The 1956 Grand National was a thrilling race and demonstrated the unexpected results, endurance and pain that comes along with the great race. The Queen’s Mother had an entrant in the race with many believing that Devon Lock would take out the race. The horse had an ideal preparation and raced well. Near the finish line is when the horse faltered.

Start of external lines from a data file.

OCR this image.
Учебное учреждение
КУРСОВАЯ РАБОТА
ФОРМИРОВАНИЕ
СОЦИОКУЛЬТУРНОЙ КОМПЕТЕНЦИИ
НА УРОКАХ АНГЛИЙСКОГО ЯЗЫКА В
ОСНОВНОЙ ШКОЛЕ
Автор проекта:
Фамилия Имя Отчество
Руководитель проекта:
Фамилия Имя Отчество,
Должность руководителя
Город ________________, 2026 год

Devon Loch had won two races during the season and finished third in the National Hunt Handicap Chase at Cheltenham making the preparation an ideal one. Devon Loch raced like a true champion and led the race after the favourite Earl Mist fell earlier. Devon Loch was leading at the final stretch, and it looked like the horse was going to be a royal winner. Then in one of the most tragic moments in Grand National history, the horse jumped into the air and fell. At the time Devon Loch was five lengths ahead. Second place E.S.B went on to win the race.
What Really Happened?
The reason why the horse jumped was the obvious question for the crowd, trainers, jockeys and the Royals. Some believed it suffered cramp and lost control of its muscles or that the horse was confused and believed a jump was coming up because of shadows over the course and made an attempt to jump. The crowd was also boisterous because of an expected win which could have distracted the horse too.
A New Saying
As a result of Devon Loch’s drop at the line, a totally new saying came about called a ‘Devon Locke’. The saying explains an unexpected and final moment fail. The saying has been used on several occasions by the British press for sporting losses and even in politics.
The 1956 Grand National was exciting for all the wrong reasons. The fall of Devon Loch shocked the audience and has been part of the English language ever since.